In Rounds III, the Eighth Circuit granted rehearing en banc solely on the constitutionality of the Suicide disclosure. Rounds III, 686 F.3d at 893. To find that the Suicide disclosure was an undue burden or compelled speech, Planned Parenthood had to show that the disclosure was “either untruthful, misleading, or not relevant to the patient's decision to have an abortion.” Id. (quoting Rounds I, 530 F.3d at 735). The Eighth Circuit ultimately concluded that the Suicide disclosure was truthful and was not misleading or irrelevant to a woman's decision to have an abortion. Rounds III, 686 F.3d at 899, 904.
Two of the requirements addressed in the Rounds decisions are addressed in intervenors' motion. First, SDCL § 34-23A-10.1(1)(b) required plaintiffs, prior to obtaining a consent, to disclose in writing “[t]hat the abortion will terminate the life of a whole, separate, unique, living human being.” The term “human being” was narrowly defined as “an individual living member of the species Homo sapiens.” Id. Second, SDCL § 34-23A-10.1 required plaintiffs to disclose that “increased risk of suicide ideation and suicide” is a risk factor of obtaining an abortion. Thus, intervenors move for an order barring “[p]laintiffs from relitigating two facts which were definitively resolved between the same parties” in the prior Rounds litigation. Docket 160 at 1. Intervenors claim that the two decided facts were (1) that an “abortion will terminate the life of a whole, separate, unique, living human being”, and (2) that an abortion places a woman at “increased risk of suicide ideation and suicide.” Id. at 1-2. Plaintiffs resist the motion because they ensure the court that they are not attempting to relitigate the constitutionality of the Human Being disclosure and Suicide disclosure and contend that this motion is unnecessary. Docket 187. Defendants are “satisfied that plaintiffs are not attempting to relitigate the truthfulness or constitutionality of the mandatory disclosures.” Docket 175 at 1-2.

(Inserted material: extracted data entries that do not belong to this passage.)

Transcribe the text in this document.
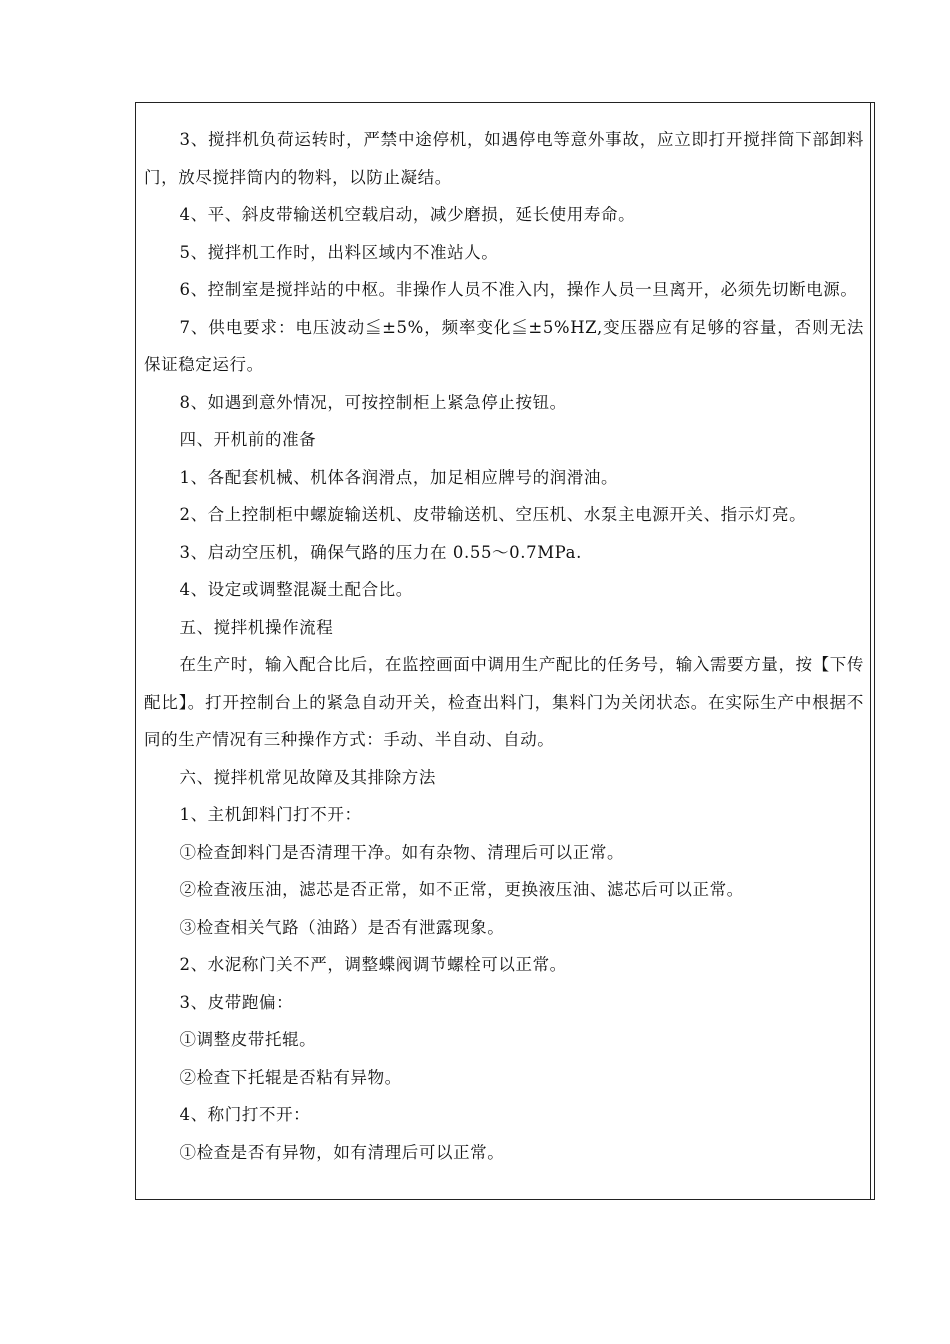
3、搅拌机负荷运转时，严禁中途停机，如遇停电等意外事故，应立即打开搅拌筒下部卸料门，放尽搅拌筒内的物料，以防止凝结。

4、平、斜皮带输送机空载启动，减少磨损，延长使用寿命。

5、搅拌机工作时，出料区域内不准站人。

6、控制室是搅拌站的中枢。非操作人员不准入内，操作人员一旦离开，必须先切断电源。

7、供电要求：电压波动≦±5%，频率变化≦±5%HZ,变压器应有足够的容量，否则无法保证稳定运行。

8、如遇到意外情况，可按控制柜上紧急停止按钮。

四、开机前的准备

1、各配套机械、机体各润滑点，加足相应牌号的润滑油。

2、合上控制柜中螺旋输送机、皮带输送机、空压机、水泵主电源开关、指示灯亮。

3、启动空压机，确保气路的压力在 0.55～0.7MPa.

4、设定或调整混凝土配合比。

五、搅拌机操作流程

在生产时，输入配合比后，在监控画面中调用生产配比的任务号，输入需要方量，按【下传配比】。打开控制台上的紧急自动开关，检查出料门，集料门为关闭状态。在实际生产中根据不同的生产情况有三种操作方式：手动、半自动、自动。

六、搅拌机常见故障及其排除方法

1、主机卸料门打不开：

①检查卸料门是否清理干净。如有杂物、清理后可以正常。

②检查液压油，滤芯是否正常，如不正常，更换液压油、滤芯后可以正常。

③检查相关气路（油路）是否有泄露现象。

2、水泥称门关不严，调整蝶阀调节螺栓可以正常。

3、皮带跑偏：

①调整皮带托辊。

②检查下托辊是否粘有异物。

4、称门打不开：

①检查是否有异物，如有清理后可以正常。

(1) the party sought to be precluded in the second suit must have been a party, or in privity with a party, to the original lawsuit; (2) the issue sought to be precluded must be the same as the issue involved in the prior action; (3) the issue sought to be precluded must have been actually litigated in the prior action; (4) the issue sought to be precluded must have been determined by a valid and final judgment; and (5) the determination in the prior action must have been essential to the prior judgment.